A service review is supported by Langford Mayor Stew Young, who says with the looming $765-million core area sewage treatment expense, the CRD doesn’t have extra money to spare.

“Our council has said this is just too much. We have to absorb through our tax base the cost of the billion-dollar sewage [treatment], but they’re spending money as if the billion dollars isn’t going to affect anybody,” Young said.

“We need to be really careful.”

Young said Langford will conduct a review of the services it participates in at the CRD.

Percolating feelings of western alienation recently saw CRD board chairwoman Barb Desjardins call a meeting of West Shore CRD elected officials, where the possibility of creating a sub-regional CRD board to deal with West Shore issues was suggested.

“Maybe we can have meetings out in the West Shore that are more close to our people rather than downtown on Fisgard Street,” Young said.

“All of us are there. We’re saying: ‘We aren’t Saanich. We aren’t Victoria.
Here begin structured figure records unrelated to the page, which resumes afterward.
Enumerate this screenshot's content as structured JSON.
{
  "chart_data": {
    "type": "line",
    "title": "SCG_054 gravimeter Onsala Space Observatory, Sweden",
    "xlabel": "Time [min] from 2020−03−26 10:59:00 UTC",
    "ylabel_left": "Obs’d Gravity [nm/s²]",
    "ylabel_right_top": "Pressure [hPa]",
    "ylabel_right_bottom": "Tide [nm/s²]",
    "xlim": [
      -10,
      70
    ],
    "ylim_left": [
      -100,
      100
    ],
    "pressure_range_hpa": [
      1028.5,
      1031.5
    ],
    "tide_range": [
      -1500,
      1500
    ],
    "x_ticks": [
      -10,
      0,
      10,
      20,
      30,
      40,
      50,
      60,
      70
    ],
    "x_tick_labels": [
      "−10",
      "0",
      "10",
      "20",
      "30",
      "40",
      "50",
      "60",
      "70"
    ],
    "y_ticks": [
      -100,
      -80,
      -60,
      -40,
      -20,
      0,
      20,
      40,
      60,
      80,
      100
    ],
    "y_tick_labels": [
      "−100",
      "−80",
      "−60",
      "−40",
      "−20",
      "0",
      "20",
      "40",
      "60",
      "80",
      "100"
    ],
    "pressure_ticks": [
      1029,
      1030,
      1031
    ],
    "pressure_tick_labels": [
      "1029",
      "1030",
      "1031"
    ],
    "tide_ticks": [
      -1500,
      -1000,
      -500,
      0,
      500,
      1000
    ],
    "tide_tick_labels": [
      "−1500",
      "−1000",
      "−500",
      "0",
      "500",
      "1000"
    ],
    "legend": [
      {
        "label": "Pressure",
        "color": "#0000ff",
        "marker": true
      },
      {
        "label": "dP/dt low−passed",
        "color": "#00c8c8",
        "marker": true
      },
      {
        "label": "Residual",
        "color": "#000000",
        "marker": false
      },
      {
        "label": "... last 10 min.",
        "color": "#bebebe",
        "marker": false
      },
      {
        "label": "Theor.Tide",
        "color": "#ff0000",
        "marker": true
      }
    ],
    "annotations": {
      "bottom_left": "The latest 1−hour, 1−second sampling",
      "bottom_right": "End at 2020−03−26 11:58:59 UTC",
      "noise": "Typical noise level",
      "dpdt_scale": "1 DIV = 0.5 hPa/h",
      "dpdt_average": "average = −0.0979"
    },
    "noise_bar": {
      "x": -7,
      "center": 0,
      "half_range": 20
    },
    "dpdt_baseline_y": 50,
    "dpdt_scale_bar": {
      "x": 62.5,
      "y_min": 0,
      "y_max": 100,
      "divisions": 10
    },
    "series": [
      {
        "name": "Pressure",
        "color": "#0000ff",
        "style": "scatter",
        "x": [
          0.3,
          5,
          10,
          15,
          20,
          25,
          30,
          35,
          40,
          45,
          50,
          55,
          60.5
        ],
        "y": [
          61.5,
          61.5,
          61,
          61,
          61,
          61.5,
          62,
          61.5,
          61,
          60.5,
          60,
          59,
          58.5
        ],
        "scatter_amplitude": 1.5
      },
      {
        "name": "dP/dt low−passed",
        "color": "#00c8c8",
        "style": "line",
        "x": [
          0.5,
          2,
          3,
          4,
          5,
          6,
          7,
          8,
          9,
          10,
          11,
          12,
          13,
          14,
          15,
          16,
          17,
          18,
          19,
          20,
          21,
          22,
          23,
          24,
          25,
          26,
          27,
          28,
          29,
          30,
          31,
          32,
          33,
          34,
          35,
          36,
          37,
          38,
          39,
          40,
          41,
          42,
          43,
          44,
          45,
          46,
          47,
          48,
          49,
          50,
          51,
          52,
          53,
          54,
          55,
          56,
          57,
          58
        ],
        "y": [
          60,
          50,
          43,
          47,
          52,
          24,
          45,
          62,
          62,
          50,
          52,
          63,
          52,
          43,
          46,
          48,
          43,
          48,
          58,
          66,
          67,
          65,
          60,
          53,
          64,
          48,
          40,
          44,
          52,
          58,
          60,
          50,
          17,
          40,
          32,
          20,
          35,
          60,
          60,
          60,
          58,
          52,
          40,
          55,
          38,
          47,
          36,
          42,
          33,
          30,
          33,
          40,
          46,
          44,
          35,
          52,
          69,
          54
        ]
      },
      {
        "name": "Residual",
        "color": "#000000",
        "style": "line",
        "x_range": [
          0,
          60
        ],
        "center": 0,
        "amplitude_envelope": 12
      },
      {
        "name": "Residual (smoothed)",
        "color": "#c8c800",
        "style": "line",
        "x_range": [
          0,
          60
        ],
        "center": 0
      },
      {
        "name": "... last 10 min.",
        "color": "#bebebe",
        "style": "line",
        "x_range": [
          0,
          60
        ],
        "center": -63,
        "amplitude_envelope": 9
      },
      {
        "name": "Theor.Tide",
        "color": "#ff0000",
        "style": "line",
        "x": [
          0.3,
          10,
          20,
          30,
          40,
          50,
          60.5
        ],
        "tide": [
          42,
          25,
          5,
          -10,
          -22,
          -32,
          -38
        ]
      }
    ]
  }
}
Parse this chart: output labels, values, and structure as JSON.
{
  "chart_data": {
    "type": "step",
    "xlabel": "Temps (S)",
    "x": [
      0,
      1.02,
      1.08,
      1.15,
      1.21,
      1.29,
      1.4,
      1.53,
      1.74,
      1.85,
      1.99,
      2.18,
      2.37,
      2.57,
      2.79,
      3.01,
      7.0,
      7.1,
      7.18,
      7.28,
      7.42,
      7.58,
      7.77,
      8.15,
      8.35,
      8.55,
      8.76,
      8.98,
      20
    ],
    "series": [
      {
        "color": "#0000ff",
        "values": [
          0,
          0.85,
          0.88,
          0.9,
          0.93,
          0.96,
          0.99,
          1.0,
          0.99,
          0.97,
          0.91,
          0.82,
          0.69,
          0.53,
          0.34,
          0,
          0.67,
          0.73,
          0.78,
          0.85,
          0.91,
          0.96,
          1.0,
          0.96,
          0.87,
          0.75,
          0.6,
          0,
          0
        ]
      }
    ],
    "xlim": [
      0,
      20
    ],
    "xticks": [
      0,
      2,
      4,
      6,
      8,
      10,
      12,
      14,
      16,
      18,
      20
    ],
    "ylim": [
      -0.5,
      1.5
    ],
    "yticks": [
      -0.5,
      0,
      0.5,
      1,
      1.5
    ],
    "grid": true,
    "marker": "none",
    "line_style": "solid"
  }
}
So is there a better model of delivery where we can just look at our localized area?” he said.

“There is a level of frustration, I think, in the Western Communities,” said Metchosin Mayor John Ranns, chairman of the CRD governance committee that this week will be discussing the call for the service review.

Young said the West Shore communities have grown up in the last three decades.

“We’re all mature out in the West Shore now. We’re not just a bunch of Hicksvilles. We’ve got good systems in place and, maybe, it’s time to relook at what the CRD provides and is there a better way to represent the people,” he said.

Unfortunately, Ranns said, getting comparators for CRD services is difficult because of the complexity of the CRD organization. For example, certain departments such as HR or IT are centralized and their services charged out to operational units, he said.

“If we could find a way of being able to accurately assess what the costs of a lot of these services are, I think we would find that the services are cheaper than they could do it,” Ranns said.

Desjardins said some changes might be necessary to address concerns being expressed.

“The West Shore is a very different place now than it was in the beginning when the CRD started. Certainly, it has grown considerably,” she said.

“It works together well. It’s 80,000 people being represented, which is almost the same size as Victoria, and so we need to look at what are those shifts — those changes — and how do we address their needs because they’re the growing part of the region.”